When schools treat tech products in a similar way to alcohol, drugs, or weapons, tech companies should be concerned. This categorization signals to students that technology itself is dangerous and simply using it makes a person threatening.

These messages are unfair, and many students rightly regard them that way. A report released recently by researchers at the Berkman Center for Internet & Society at Harvard University on teens’ perspectives on technology in schools found significant frustration among students over “teachers’ reactions to what [students] perceived to be minor infractions of school mobile device policies (e.g., collecting phones if a student took a picture, or if the phone was seen at all).” Not surprisingly, these responses then “led to further questioning of the [schools’ tech] policies” by students.

Such policies may be—in the words of one well-known teenage pundit—“way harsh.” For example, in Manchester, New Hampshire—the largest school district in that state—the 2012-2013 high school handbook said that students were forbidden from being on “personal audio visual equipment, such as but not limited to MP3 players, iPods, Game Boys, cellular phones” anytime during the school day. “Using or displaying” this gear was a Level II offense (on a scale of 1-3) and could lead to in-school detention. Three or more tech transgressions became a Level III offense (the highest possible) and could lead to out-of-school suspension. Other Level III conduct included assault, gang activity, and use of explosives. (Perhaps the school district construed the phrase “tech boom” too literally?)

For a portion of the last school year and all of the current school year, Manchester has taken a much more reasonable approach: students can use cell phones and other gear in certain ways during the school day, although some parts of the building are gear free. Schools in other states are also adopting more tech tolerant policies, although zero tech tolerance is by no means gone for good. Some schools do continue to offer suspensions for students who don’t keep their phones off and out of sight while school is in session.

Of course, there are times when students use technology in ways that do warrant serious consequences—sometimes even suspensions or expulsions—like cyberbullying. Also, speaking from personal experience as an educator, it’s no fun to stand in front of a classroom and look out on faces that reflect not so much the glow of knowledge but the light of screens awash in shopping, tweeting and gaming.

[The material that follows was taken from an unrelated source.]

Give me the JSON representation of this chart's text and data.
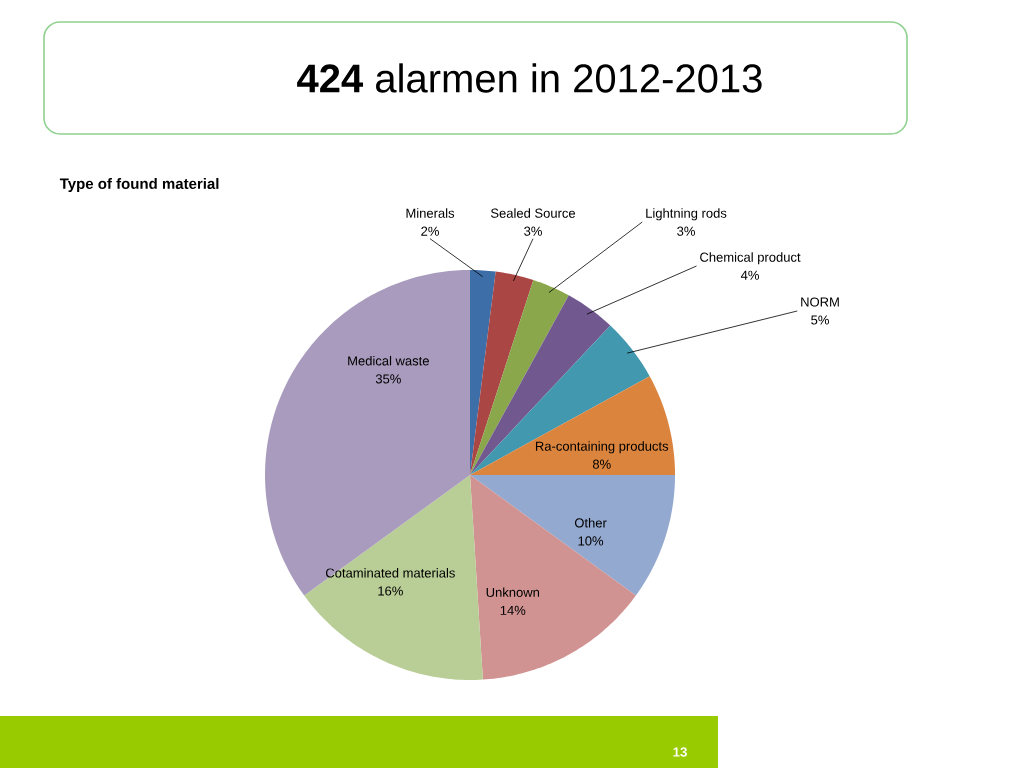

But it’s not fair to hate the player—or even the game. Students aren’t going to learn better techniquette by receiving heavy-handed punishments. They’re going to learn it by using technology regularly in their daily lives, including in school, and having rational norms established by their communities. (Teenagers texting in the halls between classes—no big deal; texting during a test—not okay at all.) Schools exist to teach students. It’s a cop-out for them to take students out of the classroom and stop teaching them at precisely the time they have the most to learn.

The tech sector should pay close attention to schools’ response to the administration’s call to show some tolerance. This is a moment for schools to show that they have learned their own lessons—that something almost everybody does shouldn’t be grounds for punishment. And even when students do make actual mistakes, they should be allowed to learn from these poor choices, not be sunk by them. Silicon Valley—and beyond—needs students to stay in school, graduate, and become playful, courageous innovators as well as responsible citizens. The 21st century demands tech tolerance, not the false equation of technology with trouble.